Father, son share first-grade teacher

Published 10:07 pm Friday, May 31, 2013

MONA MOORE | DAILY NEWS LIKE FATHER, LIKE SON: Eastern Elementary School student Cade Mixon (left) reads to his father, Zack Mixon, as Teresa Singleton listens. Singleton taught both Mixons when they were in first grade.

MONA MOORE | DAILY NEWS
LIKE FATHER, LIKE SON: Eastern Elementary School student Cade Mixon (left) reads to his father, Zack Mixon, as Teresa Singleton listens. Singleton taught both Mixons when they were in first grade.

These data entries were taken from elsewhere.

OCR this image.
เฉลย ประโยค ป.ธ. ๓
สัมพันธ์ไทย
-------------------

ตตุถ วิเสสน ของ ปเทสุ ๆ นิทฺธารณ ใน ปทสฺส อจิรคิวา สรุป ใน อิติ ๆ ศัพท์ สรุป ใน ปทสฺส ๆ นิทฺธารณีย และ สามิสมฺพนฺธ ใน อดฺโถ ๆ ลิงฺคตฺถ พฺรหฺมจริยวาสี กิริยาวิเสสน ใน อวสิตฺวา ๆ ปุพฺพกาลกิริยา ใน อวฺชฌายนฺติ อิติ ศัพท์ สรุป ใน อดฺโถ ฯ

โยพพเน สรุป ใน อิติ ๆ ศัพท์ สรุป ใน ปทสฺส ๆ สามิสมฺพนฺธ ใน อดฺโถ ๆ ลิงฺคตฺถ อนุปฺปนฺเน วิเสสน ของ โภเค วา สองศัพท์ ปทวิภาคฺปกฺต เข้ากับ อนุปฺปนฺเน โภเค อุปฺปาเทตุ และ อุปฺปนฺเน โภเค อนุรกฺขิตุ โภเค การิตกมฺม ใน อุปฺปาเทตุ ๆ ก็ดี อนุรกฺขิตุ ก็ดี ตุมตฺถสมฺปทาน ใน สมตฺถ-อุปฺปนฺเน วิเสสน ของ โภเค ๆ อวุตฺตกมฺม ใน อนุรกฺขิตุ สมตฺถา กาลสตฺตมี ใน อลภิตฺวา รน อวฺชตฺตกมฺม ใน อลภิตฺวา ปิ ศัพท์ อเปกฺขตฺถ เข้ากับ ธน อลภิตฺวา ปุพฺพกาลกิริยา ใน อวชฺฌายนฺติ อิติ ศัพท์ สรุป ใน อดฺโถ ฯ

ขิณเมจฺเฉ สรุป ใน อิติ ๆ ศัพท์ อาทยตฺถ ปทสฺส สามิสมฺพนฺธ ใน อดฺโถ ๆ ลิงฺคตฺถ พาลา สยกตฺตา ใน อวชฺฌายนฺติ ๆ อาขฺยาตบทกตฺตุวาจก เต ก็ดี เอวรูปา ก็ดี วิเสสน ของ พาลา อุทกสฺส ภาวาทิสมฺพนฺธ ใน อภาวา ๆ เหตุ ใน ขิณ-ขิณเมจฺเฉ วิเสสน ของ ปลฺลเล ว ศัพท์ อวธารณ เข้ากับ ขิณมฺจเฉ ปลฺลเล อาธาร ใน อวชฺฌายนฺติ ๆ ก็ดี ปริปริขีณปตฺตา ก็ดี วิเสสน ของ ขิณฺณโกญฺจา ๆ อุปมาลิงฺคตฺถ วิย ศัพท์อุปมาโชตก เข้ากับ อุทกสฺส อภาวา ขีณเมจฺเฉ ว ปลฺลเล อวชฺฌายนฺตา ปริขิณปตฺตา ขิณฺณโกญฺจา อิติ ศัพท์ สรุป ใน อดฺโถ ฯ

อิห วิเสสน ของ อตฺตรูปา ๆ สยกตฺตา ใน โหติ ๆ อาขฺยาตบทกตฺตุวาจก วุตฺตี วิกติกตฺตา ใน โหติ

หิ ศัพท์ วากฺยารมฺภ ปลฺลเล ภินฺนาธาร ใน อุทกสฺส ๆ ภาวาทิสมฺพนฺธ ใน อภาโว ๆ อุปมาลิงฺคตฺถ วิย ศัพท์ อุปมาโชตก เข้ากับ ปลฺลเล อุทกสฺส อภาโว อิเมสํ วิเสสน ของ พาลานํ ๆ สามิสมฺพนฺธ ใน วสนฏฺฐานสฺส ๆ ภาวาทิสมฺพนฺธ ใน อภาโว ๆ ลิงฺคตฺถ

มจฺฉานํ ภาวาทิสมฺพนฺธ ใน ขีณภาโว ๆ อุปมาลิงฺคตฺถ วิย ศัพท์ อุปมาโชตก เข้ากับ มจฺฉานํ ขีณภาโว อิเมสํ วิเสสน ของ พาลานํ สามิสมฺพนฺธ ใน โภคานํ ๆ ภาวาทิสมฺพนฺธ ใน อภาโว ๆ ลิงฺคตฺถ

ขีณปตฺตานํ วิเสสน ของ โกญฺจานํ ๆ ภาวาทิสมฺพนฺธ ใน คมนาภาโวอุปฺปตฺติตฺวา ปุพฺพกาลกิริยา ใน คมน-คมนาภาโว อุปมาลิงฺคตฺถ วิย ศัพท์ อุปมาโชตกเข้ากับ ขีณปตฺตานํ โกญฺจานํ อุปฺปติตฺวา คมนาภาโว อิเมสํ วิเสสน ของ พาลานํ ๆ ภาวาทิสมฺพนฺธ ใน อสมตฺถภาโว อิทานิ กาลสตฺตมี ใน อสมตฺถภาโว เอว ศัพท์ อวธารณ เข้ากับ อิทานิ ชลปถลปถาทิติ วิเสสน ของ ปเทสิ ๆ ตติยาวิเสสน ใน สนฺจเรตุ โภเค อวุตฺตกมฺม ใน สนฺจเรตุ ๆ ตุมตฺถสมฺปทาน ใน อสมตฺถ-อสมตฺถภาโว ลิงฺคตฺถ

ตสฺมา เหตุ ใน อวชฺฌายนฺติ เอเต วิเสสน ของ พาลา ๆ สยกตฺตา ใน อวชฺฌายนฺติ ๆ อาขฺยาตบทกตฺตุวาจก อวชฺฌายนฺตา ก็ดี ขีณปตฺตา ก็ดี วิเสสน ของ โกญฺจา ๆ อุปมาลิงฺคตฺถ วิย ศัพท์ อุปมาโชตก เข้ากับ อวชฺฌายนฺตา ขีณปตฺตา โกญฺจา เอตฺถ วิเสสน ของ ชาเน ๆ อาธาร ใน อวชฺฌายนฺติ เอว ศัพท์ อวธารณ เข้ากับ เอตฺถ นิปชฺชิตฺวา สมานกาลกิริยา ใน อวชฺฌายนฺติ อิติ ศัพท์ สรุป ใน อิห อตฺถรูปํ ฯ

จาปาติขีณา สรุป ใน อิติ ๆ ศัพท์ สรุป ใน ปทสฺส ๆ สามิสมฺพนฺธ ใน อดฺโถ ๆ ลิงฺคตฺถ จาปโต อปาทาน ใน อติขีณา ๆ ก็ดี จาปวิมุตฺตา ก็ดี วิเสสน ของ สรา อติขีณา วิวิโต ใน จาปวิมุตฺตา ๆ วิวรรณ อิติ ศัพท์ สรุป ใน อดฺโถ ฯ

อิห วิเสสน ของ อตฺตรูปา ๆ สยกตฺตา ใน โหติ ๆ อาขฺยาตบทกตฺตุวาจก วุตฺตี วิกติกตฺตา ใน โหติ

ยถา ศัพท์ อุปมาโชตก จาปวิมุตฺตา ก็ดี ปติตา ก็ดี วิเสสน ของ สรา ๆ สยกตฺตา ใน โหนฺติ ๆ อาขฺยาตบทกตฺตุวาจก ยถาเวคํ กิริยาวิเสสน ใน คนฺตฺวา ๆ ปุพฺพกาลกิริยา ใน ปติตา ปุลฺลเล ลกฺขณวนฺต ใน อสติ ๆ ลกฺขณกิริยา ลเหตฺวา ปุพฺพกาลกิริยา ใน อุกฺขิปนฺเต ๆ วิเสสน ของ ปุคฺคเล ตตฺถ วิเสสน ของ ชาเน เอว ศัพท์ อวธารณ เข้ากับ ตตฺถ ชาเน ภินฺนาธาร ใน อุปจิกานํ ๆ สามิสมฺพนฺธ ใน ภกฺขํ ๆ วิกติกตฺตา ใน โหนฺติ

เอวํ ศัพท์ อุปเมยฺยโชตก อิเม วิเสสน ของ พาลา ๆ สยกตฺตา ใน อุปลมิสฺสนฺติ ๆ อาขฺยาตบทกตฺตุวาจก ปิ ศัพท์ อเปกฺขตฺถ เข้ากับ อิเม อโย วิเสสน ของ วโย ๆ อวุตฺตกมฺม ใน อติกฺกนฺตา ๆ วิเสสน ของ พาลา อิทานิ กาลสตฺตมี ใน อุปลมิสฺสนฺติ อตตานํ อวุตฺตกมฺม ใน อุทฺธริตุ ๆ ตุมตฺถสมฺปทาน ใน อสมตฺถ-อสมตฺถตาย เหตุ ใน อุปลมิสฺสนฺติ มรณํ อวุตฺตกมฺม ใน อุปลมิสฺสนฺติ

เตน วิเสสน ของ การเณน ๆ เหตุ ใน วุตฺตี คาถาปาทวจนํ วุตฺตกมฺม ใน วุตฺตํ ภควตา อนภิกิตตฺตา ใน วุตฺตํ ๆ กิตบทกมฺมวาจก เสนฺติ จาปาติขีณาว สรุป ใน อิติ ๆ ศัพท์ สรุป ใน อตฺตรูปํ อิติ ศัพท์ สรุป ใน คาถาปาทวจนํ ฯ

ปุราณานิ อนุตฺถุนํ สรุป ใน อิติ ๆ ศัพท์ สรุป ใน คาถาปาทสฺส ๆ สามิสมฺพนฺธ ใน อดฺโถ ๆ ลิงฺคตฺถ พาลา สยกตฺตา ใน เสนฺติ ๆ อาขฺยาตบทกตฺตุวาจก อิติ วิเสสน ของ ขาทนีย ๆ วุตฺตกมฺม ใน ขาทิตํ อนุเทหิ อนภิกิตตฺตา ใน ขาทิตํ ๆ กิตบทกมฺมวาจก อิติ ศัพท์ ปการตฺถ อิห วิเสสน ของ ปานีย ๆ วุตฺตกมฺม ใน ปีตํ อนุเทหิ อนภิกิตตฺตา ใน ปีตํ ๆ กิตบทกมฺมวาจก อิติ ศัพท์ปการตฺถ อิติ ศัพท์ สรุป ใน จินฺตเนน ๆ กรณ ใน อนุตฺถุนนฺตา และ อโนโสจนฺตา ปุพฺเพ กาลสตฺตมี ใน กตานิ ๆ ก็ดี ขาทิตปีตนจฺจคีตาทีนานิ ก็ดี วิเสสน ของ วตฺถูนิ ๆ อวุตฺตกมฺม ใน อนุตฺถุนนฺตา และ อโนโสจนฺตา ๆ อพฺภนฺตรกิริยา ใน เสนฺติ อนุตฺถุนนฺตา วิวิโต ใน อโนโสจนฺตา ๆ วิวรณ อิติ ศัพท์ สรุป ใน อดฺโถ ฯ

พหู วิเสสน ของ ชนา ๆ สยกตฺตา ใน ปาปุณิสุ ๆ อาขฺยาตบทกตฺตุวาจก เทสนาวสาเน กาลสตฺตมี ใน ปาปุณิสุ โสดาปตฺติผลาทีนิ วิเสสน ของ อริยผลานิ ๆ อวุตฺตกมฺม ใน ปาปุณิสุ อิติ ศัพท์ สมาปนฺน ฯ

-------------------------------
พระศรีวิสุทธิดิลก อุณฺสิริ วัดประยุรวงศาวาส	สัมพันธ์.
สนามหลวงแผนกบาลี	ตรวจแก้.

Teresa Singleton remembers the year she had Zack Mixon as a first-grade student at S. W. Snowden Elementary School.
“We were in a single-wide, and I had 29 students,” she said. “When I looked at that roster and saw so many boys, I remember thinking, ‘I’m going to have my hands full.’ But they turned out to be the sweetest group of boys.”
Nearly 30 years later, one of those sweet boys has a son in Singleton’s Eastern Elementary School first-grade class. Zack Mixon requested Singleton’s class for his son, Cade, and was thrilled when the request was granted.
“He was a joy to teach, as is his son,” said Singleton.
What the elder Mixon remembers most about Singleton is her beauty.
“The blonde hair. She was a pretty, young teacher, and we all were mesmerized,” he said.
“They call it gray now,” quipped Singleton, in her 35th year of teaching.
Mixon told his son about the mats used to line the floors at naptime, surprising Singleton when he said he still had his mat.
Mixon and Singleton agree that the school environment has changed so much over the years. Mixon said today’s students are as close knit as he and his friends were.
The curriculum also has changed.
“They’re pushed a lot more than when we were little. It’s amazing how much they retain,” he said.
Singleton said the switch to the Common Core Curriculum made first grade more difficult.
“But they’re like sponges. You’d be amazed at all of the information they can absorb,” she said.
Singleton runs into former students more and more these days. It’s one of the benefits of a long career. She said she remembers their faces and is always surprised that students remember her.
Singleton said her career is far from over. After all, Mixon has a daughter she will have to teach.
“I’ll know when the time is right,” Singleton said. “This is my 35th year, and I feel I’m not ready to stop. I can honestly say there hasn’t been a day I didn’t want to come to work.”

 

Cade (left) and Zack (right) pose with their favorite first-grade teacher, Theresa Singleton.

Cade (left) and Zack (right) pose with their favorite first-grade teacher, Theresa Singleton.